Australian epidemiologist (1953–2023)

Mary-Louise McLaws (17 March 1953 – 12 August 2023) was an Australian epidemiologist. Specialising in infectious diseases, she was a professor of epidemiology at the University of New South Wales for over 30 years. During the COVID-19 pandemic, she became a "household name" in Australia, regularly providing public information and advice on the disease.

==Early life==
Mary-Louise McLaws was born in Tasmania on 17 March 1953, the daughter of Barry and Louise Viney. She and her elder brother spent their early years with their mother in Bondi, New South Wales, before moving to the Central Coast where she attended Gosford High School. She took the surname of her step-father Bruce McLaws. She was raised in a Jewish family.

McLaws attended the University of Sydney, graduating Bachelor of Science and later completing a diploma in tropical public health in 1984, Master of Public Health in 1988 and Doctor of Philosophy in 1992.

==Career==
McLaws joined the University of New South Wales in 1992. During her career she "wrote more than 180 research papers and supervised and supported many PhD students for decades". She specialised in hospital-acquired infections. Her early research also included a 1995 study on HIV/AIDS in Australia, which examined women who had acquired HIV from their male sexual partners.

In 2004, McLaws was sent to Beijing for two months to monitor bird flu for the World Health Organization. She also consulted to Hong Kong's authorities during the 2002–2004 SARS outbreak.

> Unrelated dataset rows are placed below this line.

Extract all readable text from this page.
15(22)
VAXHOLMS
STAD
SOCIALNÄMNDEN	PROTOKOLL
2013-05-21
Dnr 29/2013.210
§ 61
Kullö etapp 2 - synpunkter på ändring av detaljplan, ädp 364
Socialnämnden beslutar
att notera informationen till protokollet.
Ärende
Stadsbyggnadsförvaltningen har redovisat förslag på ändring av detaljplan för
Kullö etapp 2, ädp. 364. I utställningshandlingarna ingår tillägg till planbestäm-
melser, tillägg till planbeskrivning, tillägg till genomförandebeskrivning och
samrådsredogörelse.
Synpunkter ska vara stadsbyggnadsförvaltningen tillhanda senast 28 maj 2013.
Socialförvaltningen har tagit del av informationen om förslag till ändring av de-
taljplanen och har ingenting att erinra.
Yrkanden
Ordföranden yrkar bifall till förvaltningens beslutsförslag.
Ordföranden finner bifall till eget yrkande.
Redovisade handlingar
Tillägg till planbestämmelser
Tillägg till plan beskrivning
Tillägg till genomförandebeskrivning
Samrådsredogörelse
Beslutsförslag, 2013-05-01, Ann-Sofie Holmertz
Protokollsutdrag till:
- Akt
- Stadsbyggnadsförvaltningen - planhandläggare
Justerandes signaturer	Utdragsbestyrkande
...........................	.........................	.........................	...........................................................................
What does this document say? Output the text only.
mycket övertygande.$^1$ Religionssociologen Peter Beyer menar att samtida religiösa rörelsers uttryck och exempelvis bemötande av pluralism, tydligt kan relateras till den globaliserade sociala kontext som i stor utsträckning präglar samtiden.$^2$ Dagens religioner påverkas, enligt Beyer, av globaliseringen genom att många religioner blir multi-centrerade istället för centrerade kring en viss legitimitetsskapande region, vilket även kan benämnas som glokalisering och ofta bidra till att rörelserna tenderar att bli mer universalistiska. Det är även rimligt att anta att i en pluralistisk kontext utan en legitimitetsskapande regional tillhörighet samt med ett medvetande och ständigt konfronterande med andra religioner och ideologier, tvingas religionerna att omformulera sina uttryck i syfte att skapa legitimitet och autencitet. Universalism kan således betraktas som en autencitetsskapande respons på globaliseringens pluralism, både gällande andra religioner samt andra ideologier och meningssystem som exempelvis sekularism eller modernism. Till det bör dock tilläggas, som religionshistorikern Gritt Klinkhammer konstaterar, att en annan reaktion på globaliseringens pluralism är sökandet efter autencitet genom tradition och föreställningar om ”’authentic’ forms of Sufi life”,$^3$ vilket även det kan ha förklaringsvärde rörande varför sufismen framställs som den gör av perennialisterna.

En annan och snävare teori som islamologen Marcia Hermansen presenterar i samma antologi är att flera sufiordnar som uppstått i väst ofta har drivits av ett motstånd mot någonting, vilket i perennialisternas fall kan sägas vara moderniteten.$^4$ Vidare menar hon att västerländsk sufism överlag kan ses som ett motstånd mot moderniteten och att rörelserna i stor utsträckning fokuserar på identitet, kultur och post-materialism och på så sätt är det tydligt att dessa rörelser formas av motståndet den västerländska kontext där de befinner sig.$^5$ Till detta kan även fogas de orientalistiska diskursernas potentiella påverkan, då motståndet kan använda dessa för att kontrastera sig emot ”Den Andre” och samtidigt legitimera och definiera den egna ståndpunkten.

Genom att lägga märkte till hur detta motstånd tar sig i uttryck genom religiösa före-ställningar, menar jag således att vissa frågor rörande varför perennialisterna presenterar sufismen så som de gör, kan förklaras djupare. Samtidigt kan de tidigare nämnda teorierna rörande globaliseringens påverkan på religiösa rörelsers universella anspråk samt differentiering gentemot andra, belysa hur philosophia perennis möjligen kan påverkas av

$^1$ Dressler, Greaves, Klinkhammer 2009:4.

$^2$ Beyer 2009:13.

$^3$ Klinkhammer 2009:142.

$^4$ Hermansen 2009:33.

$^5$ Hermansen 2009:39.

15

McLaws became "widely known to the Australian public through her media appearances" during the COVID-19 pandemic in Australia. She was one of the first public advocates for mandatory face masks and the closure of the Australian border. She later advocated for mandatory vaccination, including the establishment of vaccination hubs to achieve herd immunity. In 2021 she was named by the Australian Financial Review as one of the ten "most culturally powerful people" in Australia during the year.

==Personal life==
McLaws married Richard Flook in 1988, with whom she had a son and a daughter. She was diagnosed with brain cancer in January 2022, and died on 12 August 2023, at age 70.

==Honours==
McLaws was appointed an Officer of the Order of Australia (AO) in the 2022 Queen's Birthday Honours, for "distinguished service to medical research, particularly to epidemiology and infection prevention, to tertiary education, and to health administration". In June 2023, the NSW Jewish Board of Deputies hosted a reception in her honour at Emanuel Synagogue.